The endorsement of the Tamien Towers project by one housing advocacy group after another is baffling. These consortiums do no appear to be concerned that this project does not propose to be affordable. One room units are going for the price of renting a small house. Prices for two and three room units are comparable to purchase prices of single family homes in the area. To be fair, an equal number of units from each floor plan should be offered at affordable rates, not just the smallest units. None of the so-called housing advocates have made any such stand for affordability; neither do they address the developments impact on the local community. To advocate any housing anywhere, the neighbors be damned smacks of an out-of-balance agenda. To assign much weight to this type of endorsement is either equally shallow or a transparent justification for promoting a project under another agenda. The developer seems more than happy to accept praise for benefits this project doesn’t provide, which raises concerns about how many other perceptions about this project are wrong.


The Tamien Place project is being opposed on several grounds, but the main issue has to do with the lack of adherence to the Neighborhood vision as defined in the 1995 Specific Plan. The original plan reflected an understanding that increased development in an already housing-dense area was going to create hardship for an already underserved area without special considerations and compensations. Rather than rejecting increased density outright the plan accepted a maximum threshold for housing infill with the understanding that overdue amenities would be created as part of the compromise. With no oversight committee to ensure the extra steps were included in the infill process, city planning has done the easy thing and enforced only the minimum requirements of developers.

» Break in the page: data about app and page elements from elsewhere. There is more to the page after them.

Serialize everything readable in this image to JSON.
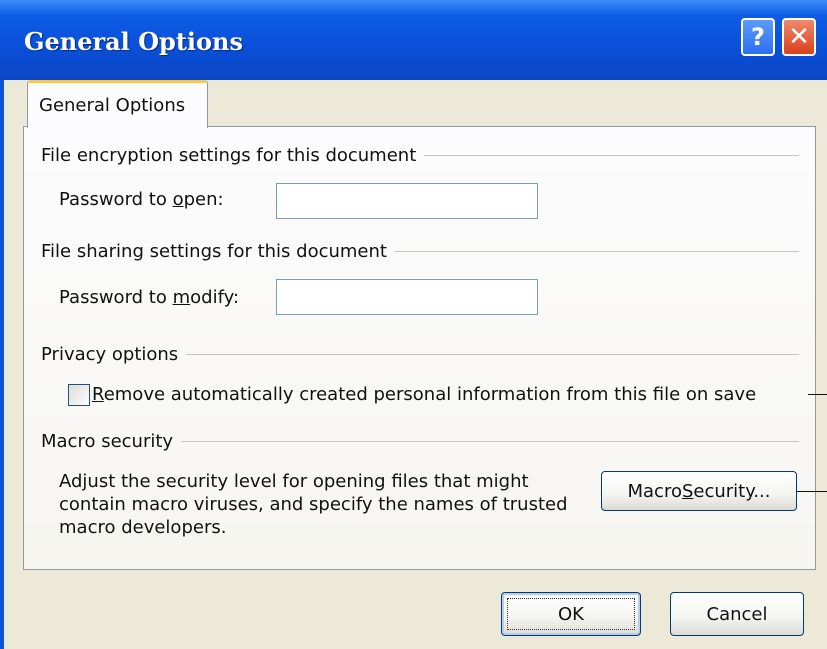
{
  "window": {
    "title": "General Options",
    "help_label": "?",
    "close_label": "✕"
  },
  "tab": {
    "label": "General Options"
  },
  "encryption": {
    "group_label": "File encryption settings for this document",
    "password_label_pre": "Password to ",
    "password_label_accel": "o",
    "password_label_post": "pen:",
    "password_value": ""
  },
  "sharing": {
    "group_label": "File sharing settings for this document",
    "password_label_pre": "Password to ",
    "password_label_accel": "m",
    "password_label_post": "odify:",
    "password_value": ""
  },
  "privacy": {
    "group_label": "Privacy options",
    "checkbox_accel": "R",
    "checkbox_label_rest": "emove automatically created personal information from this file on save",
    "checked": false
  },
  "macro": {
    "group_label": "Macro security",
    "description": "Adjust the security level for opening files that might contain macro viruses, and specify the names of trusted macro developers.",
    "button_pre": "Macro ",
    "button_accel": "S",
    "button_post": "ecurity..."
  },
  "footer": {
    "ok_label": "OK",
    "cancel_label": "Cancel"
  }
}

The residents currently protesting the proposed Tamien Place development are being scoffed at for not objecting to the plans during early meetings with the developer. It has been overlooked that the developer characterized key aspects of the project as nonnegotiable. It has also been overlooked that residents with background in the 1995 Specific Plan were taking for granted that it was being adhered to. Residents were not being "passive," rather the predominantly Latina meeting attendees considered it impolite to criticize at public meetings ("A" students remember to attend all their classes, like "Working with Other Cultures 101.) Residents have not been "uninvolved," they have been patient: waiting for the city to fulfill its half of the bargain struck in the 1995 Specific Plan.


The best way to solve a problem is to approach it straight on, not run away from it or put it out of sight. The problems created when people are not involved in processes that affect them can be resolved in large part by creating a predictable, guaranteed forum for negotiations between stakeholders. One smart mode is the Community Benefits Initiative, suggested by the Working Partnerships USA organization. A second good model is San Diego’s City of Villages plan. Since the first review process is primarily business goal oriented, and the second is more neighborhood goal oriented, both processes could be used, each in its appropriate setting.

The more the neighborhoods organize, the more committed they are to taking on the training necessary to understand these more complex issues. Promoting Neighborhood Development Review Boards would shortstop the problems of introducing future infill into neighborhoods that by and large are ignorant of the city’s General Plan, and the processes of development and city planning. Create a smart public that "gets" the cities goals, give them an opportunity to create buy-in and make sure all stakeholders are involved from the beginning, and the future development in San Jose should earn an "A+."